Ashley Takes on Debenhams Lenders With ‘Project Serpico’

LONDON (Capital Markets in Africa) – Billionaire Mike Ashley’s latest bid to control Debenhams Plc has sharpened battle lines with the troubled U.K. department-store chain’s lenders as it seeks to restructure its debt and avoid insolvency.

Ashley, angling to add Debenhams’s roughly 240 U.K. and overseas stores to his empire that already includes Sports Direct International Plc and House of Fraser, has launched an effort he’s dubbed “Project Serpico” to expose what he says is an insider plot to steer the iconic company into the clutches of foreign hedge funds.

He’s opposed by creditors that are lining up a fallback strategy to gain control of the department-store chain for themselves, according to a person familiar with the matter, who asked not to be identified because the talks are private.

The U.K. shopping-street intrigue is the latest chapter in the saga of British chain stores that are wilting under online competition and the Brexit-hit pound. Owner of a roughly 30 percent stake in Debenhams through Sports Direct, Ashley’s been sidelined as the board and lenders work together on a plan that will likely dilute his stake, reducing his wealth and power. Invoking Serpico, a 1973 film about a New York corruption-fighting cop played by Al Pacino, Ashley is doubling down on claims that Debenhams’s leadership is misleading shareholders about its results and plans, and vowing to reveal them.

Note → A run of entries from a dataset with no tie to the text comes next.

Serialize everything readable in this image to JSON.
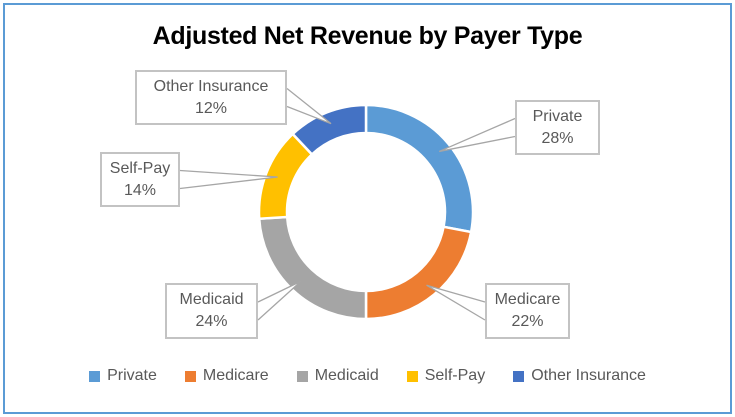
{
  "frame": {
    "border_color": "#5B9BD5"
  },
  "chart_data": {
    "type": "pie",
    "subtype": "doughnut",
    "title": "Adjusted Net Revenue by Payer Type",
    "categories": [
      "Private",
      "Medicare",
      "Medicaid",
      "Self-Pay",
      "Other Insurance"
    ],
    "values": [
      28,
      22,
      24,
      14,
      12
    ],
    "unit": "%",
    "colors": [
      "#5B9BD5",
      "#ED7D31",
      "#A5A5A5",
      "#FFC000",
      "#4472C4"
    ],
    "data_label_format": "{category} {value}%",
    "start_angle_deg": 0,
    "direction": "clockwise",
    "hole_ratio": 0.74,
    "legend_position": "bottom",
    "label_text_color": "#595959",
    "label_border_color": "#C3C3C3",
    "leader_line_color": "#A6A6A6",
    "title_color": "#000000"
  }
}
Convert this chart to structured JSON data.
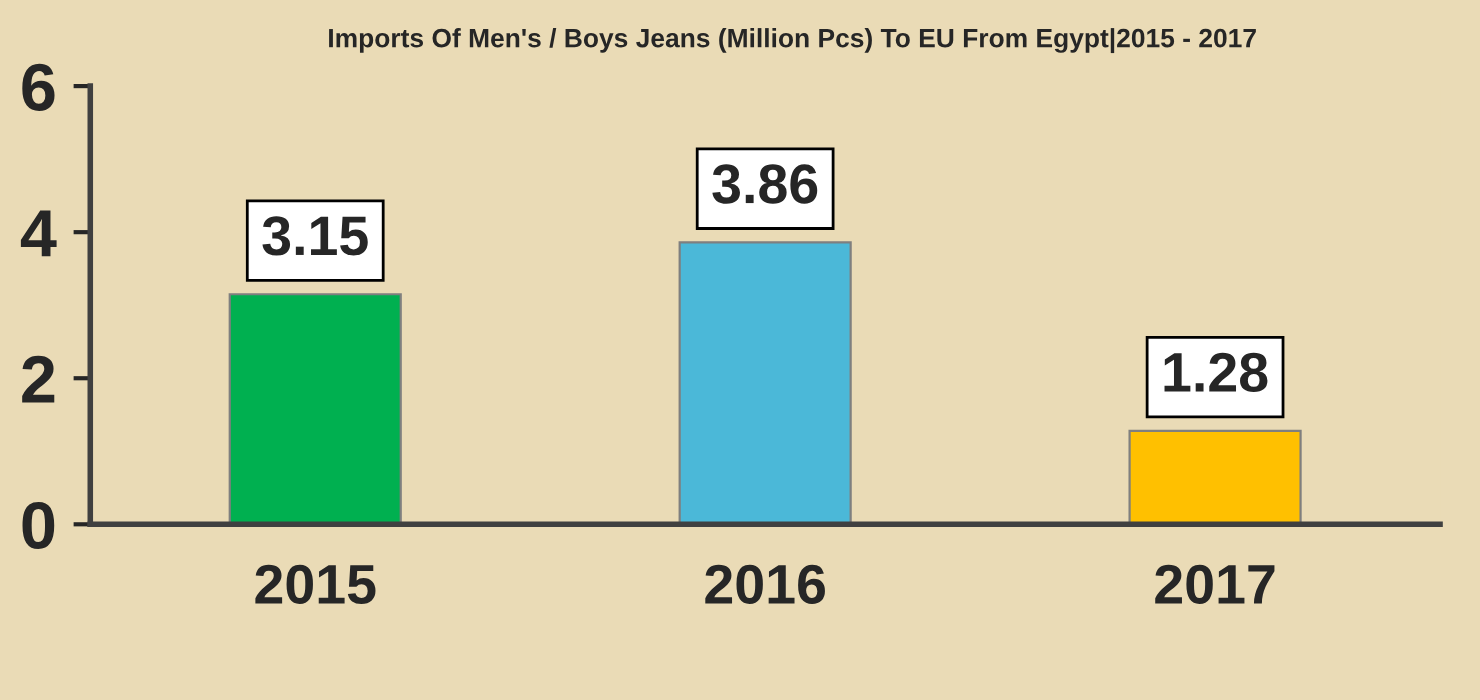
{
  "chart_data": {
    "type": "bar",
    "title": "Imports Of Men's / Boys Jeans (Million Pcs) To EU From Egypt|2015 - 2017",
    "categories": [
      "2015",
      "2016",
      "2017"
    ],
    "values": [
      3.15,
      3.86,
      1.28
    ],
    "colors": [
      "#00b050",
      "#4bb8d8",
      "#ffc000"
    ],
    "ylim": [
      0,
      6
    ],
    "yticks": [
      0,
      2,
      4,
      6
    ],
    "data_labels": true
  }
}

“If management and the non-executives want to go ahead with handing the keys of Debenhams to American hedge funds at everyone else’s expense, then good luck,” Ashley said in an emailed statement where he described the project. “We will not rest until we have proven management’s wrongdoing.”

Loan Offered
Sports Direct has offered Debenhams a 150 million-pound ($199 million) interest-free loan that requires installing Ashley as chief executive officer, a move that would increase his stake to about 35 percent. The lenders’ group is in advanced talks to extend the same amount, in a move that would keep Ashley, whose CEO bid they’ve repeatedly rejected, at bay.

While the retailer has said it’s considering Ashley’s proposal, “Debenhams would have to be desperate to take the plan seriously,” independent retail analyst Nick Bubb wrote in a note to clients.

The sides appear to be getting further apart. Last week Ashley called for a shareholder vote to give him an executive role and to oust all Debenhams board members apart from chief financial officer Rachel Osborne. The company has until April 25 at the latest to hold the shareholder meeting, and lenders will seek support for their restructuring plan before that date, the person familiar with the matter said.

If negotiations with Ashley don’t improve, the lenders will seek a court-based process, known as prepack administration, to take control of Debenhams, according to the person. They may take that step before the shareholder vote next month, the person said.

Vitriol Spraying
The lenders may reject Sports Direct’s loan offer but support it injecting equity, the person said. Debenhams’s group of creditors includes hedge funds Alcentra, Angelo Gordon & Co. and Silver Point Capital and banks Barclays Plc, HSBC Holdings Plc and Bank of Ireland Group Plc, the person said.

A spokeswoman for Debenhams and representatives for the lenders declined to comment on the company’s restructuring talks. Debenhams representatives referred to CEO Sergio Bucher’s March 5 statement that its priority is to secure the best outcome for the business and all its stakeholders.

In the meantime, vitriol is spraying. Sports Direct said in a March 4 letter to the retailer’s board that its January earnings report was “at best impossibly optimistic or at worst deliberately misleading.” Debenhams called those comments “unfounded and self-serving.”

The sporting goods chain extended its critique Thursday, saying it will hold Debenhams’s management “personally responsible and liable for any mismanagement, deception, and breach of duties which leads to the shareholders being wiped out.”

“We are giving our word to all Debenhams shareholders that we will leave no stone unturned in pursuing them,” the email said.

The company’s bonds have fallen 50 percent over the past year to 47 pence on the pound, while the shares have slumped 88 percent to about 3 pence. Debenhams will likely convert debt into equity to reduce its 560 million pounds of borrowings, further reducing the value for shareholders. It will also likely seek a so-called company voluntary arrangement with landlords to close stores and negotiate lower rents.

Administration Process
If Sports Direct’s loan isn’t accepted, it would be interested in taking part in an administration process for Debenhams, though it hopes it doesn’t go that far, according to the email. If Ashley plans to purchase the retailer cheaply out of insolvency, as he did with House of Fraser, the lenders’ fallback plan would prevent that.

Prepack administration would give creditors control in a pre-agreed plan that doesn’t require shareholder approval, while allowing Debenhams to continue operating, according to the person familiar with the situation. A trigger is required to initiate the process, such as the company running out of cash or defaulting on a debt obligation.

The same process has been threatened by lenders to U.K. government contractor Interserve Plc. Coltrane Asset Management, owner of about 28 percent of the shares, is resisting a debt plan that will almost wipe out its holding.